È per i suoi successi, non per i suoi errori, che è caduto il governo Conte, che stava ricostruendo la politica e il sistema già falliti anni addietro. Ma questo i trombettieri dei giornaloni non potevano né possono riconoscerlo, perché i loro padroni quella nuova politica imperniata su legalità, trasparenza, allergia alle lobby, politiche sociali e ambientali non l’accettavano. Tantomeno con 250 miliardi di Recovery e fondi di Coesione Ue all’orizzonte. Terrorizzati nel 2018 dalla vittoria di M5S e Lega e dalla scomparsa dei propri manutengoli e burattini, han preso a demonizzare i nuovi venuti e poi a tentare di comprarli e cooptarli. Nel 2019 ci sono riusciti con la Lega. Ma, quando già pregustavano le elezioni e il ritorno a tavola, han dovuto fare i conti con Conte, che è riuscito nell’ardua impresa di mettere insieme M5S e un Pd parzialmente derenzizzato e di formare una squadra di governo che univa i pezzi meno sputtanati dell’establishment ai marziani grillini e anche alla gente nuova della sinistra (i Provenzano, Amendola, Speranza). Anziché impazzire, la maionese è piaciuta: il premier e il suo governo avevano indici di gradimento molto superiori alla somma dei giallorosa. Perché i risultati, al netto degli errori, si vedevano: una gestione della pandemia più efficace che nel resto dell’Ue, i 209 miliardi del Recovery, la campagna vaccinale, altre misure come il cashback, l’ecobonus 110%, il blocco della prescrizione, le manette agli evasori ecc. Altro che fallimento degl’incompetenti, altro che crisi di sistema.

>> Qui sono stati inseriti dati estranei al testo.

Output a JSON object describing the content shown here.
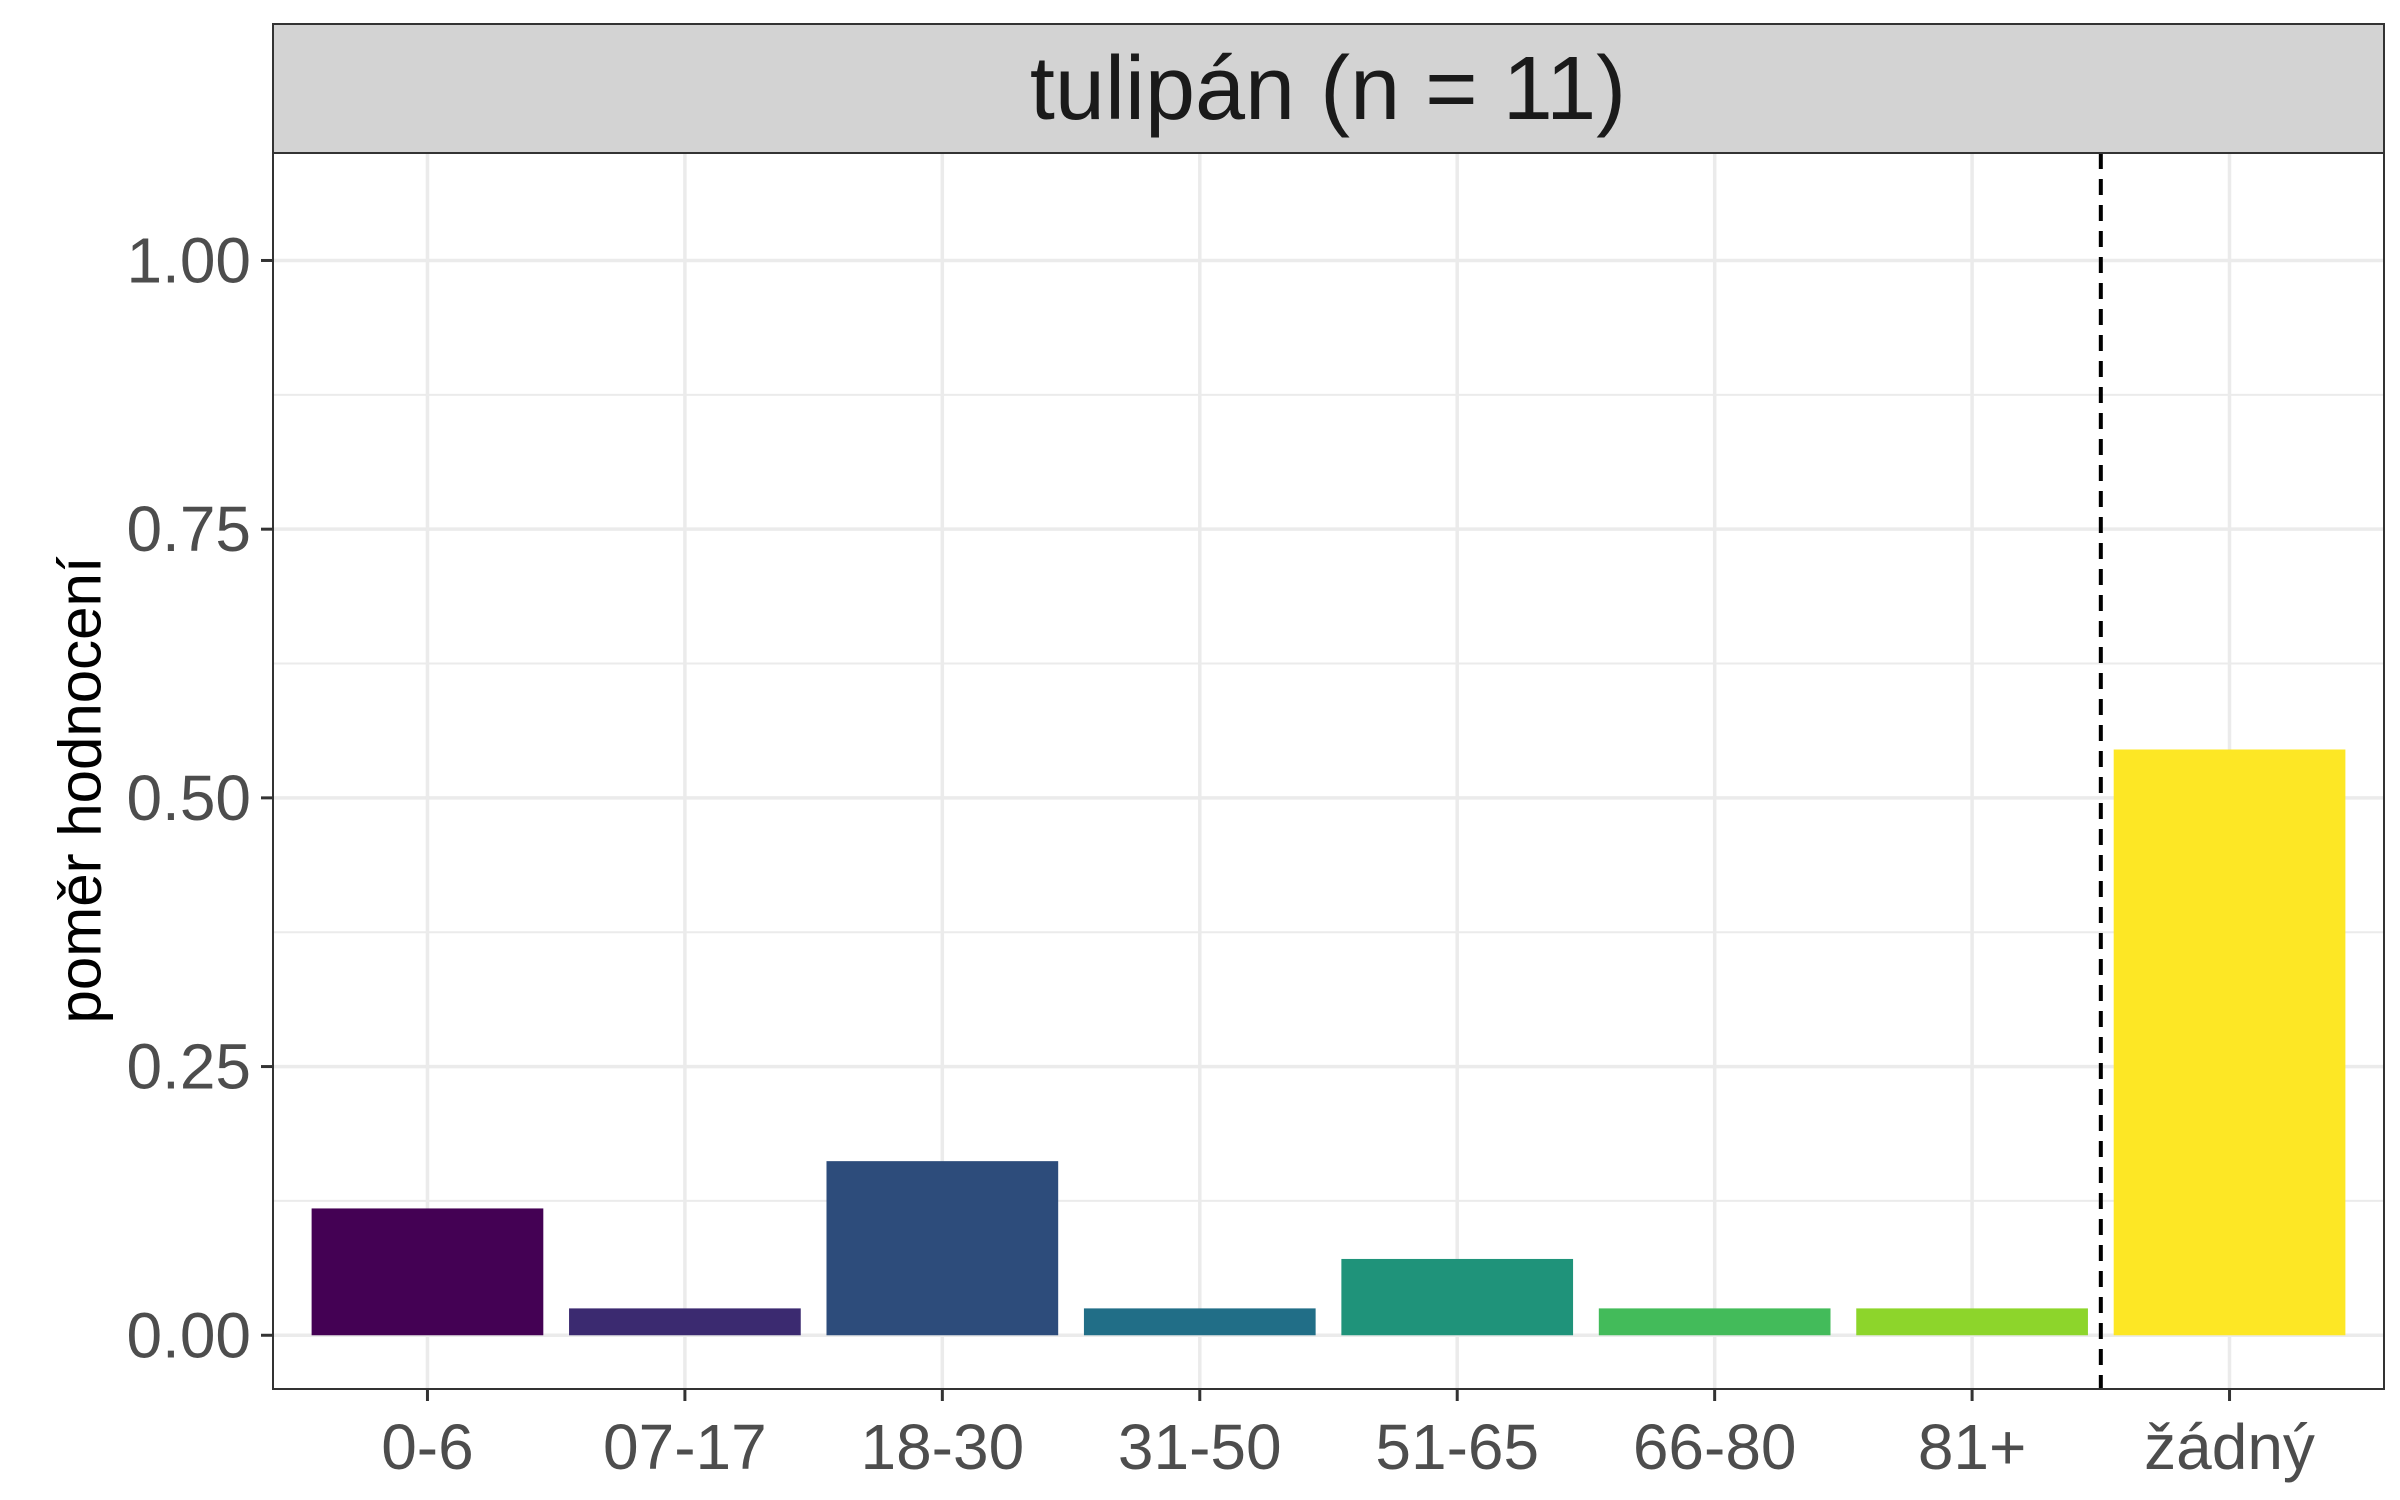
{
  "chart_data": {
    "type": "bar",
    "title": "tulipán (n = 11)",
    "xlabel": "",
    "ylabel": "poměr hodnocení",
    "categories": [
      "0-6",
      "07-17",
      "18-30",
      "31-50",
      "51-65",
      "66-80",
      "81+",
      "žádný"
    ],
    "values": [
      0.118,
      0.025,
      0.162,
      0.025,
      0.071,
      0.025,
      0.025,
      0.545
    ],
    "colors": [
      "#440154",
      "#3b2a70",
      "#2d4c7b",
      "#216e87",
      "#1f937a",
      "#43bb5a",
      "#8dd52b",
      "#fde725"
    ],
    "ylim": [
      -0.05,
      1.1
    ],
    "yticks": [
      "0.00",
      "0.25",
      "0.50",
      "0.75",
      "1.00"
    ],
    "ytick_values": [
      0,
      0.25,
      0.5,
      0.75,
      1.0
    ],
    "separator_after_category": "81+",
    "separator_style": "dashed",
    "grid": true,
    "legend": "none"
  }
}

In barba a chi confonde le cause con gli effetti, il fallimento del sistema c’era già stato: nel 2011, quando morì miseramente il berlusconismo; nel 2013, quando finirono tragicamente i tecnici montiani e il Pd che se li era accollati per ordine di Napolitano; nel 2018, quando il popolo bocciò le tre ammucchiate demo-forziste di Letta, R. e Gentiloni benedette dal Colle per tener fuori i marziani e votò in massa per i due partiti rimasti fuori: M5S e Lega. Dopo ogni embrassons-nous di establishment, tecnica o politica che sia, vincono sempre quelli che le élite non riescono a comprendere e demonizzano-esorcizzano come “populisti”: dopo Ciampi, B.; dopo Monti, i 5Stelle; dopo il napolitan-renzismo, ancora il M5S più Salvini. E ora, dopo Draghi, è molto probabile un derby fra i due leader che se ne tengono a distanza: Meloni e Conte (se gioca bene le sue carte). Sempreché la gente non scambi per novità i codini dell’Ancien Régime di ritorno, che non possono essere la soluzione perché sono il problema. Gli italiani, diceva Flaiano, “vogliono la rivoluzione, ma preferiscono fare le barricate coi mobili degli altri”.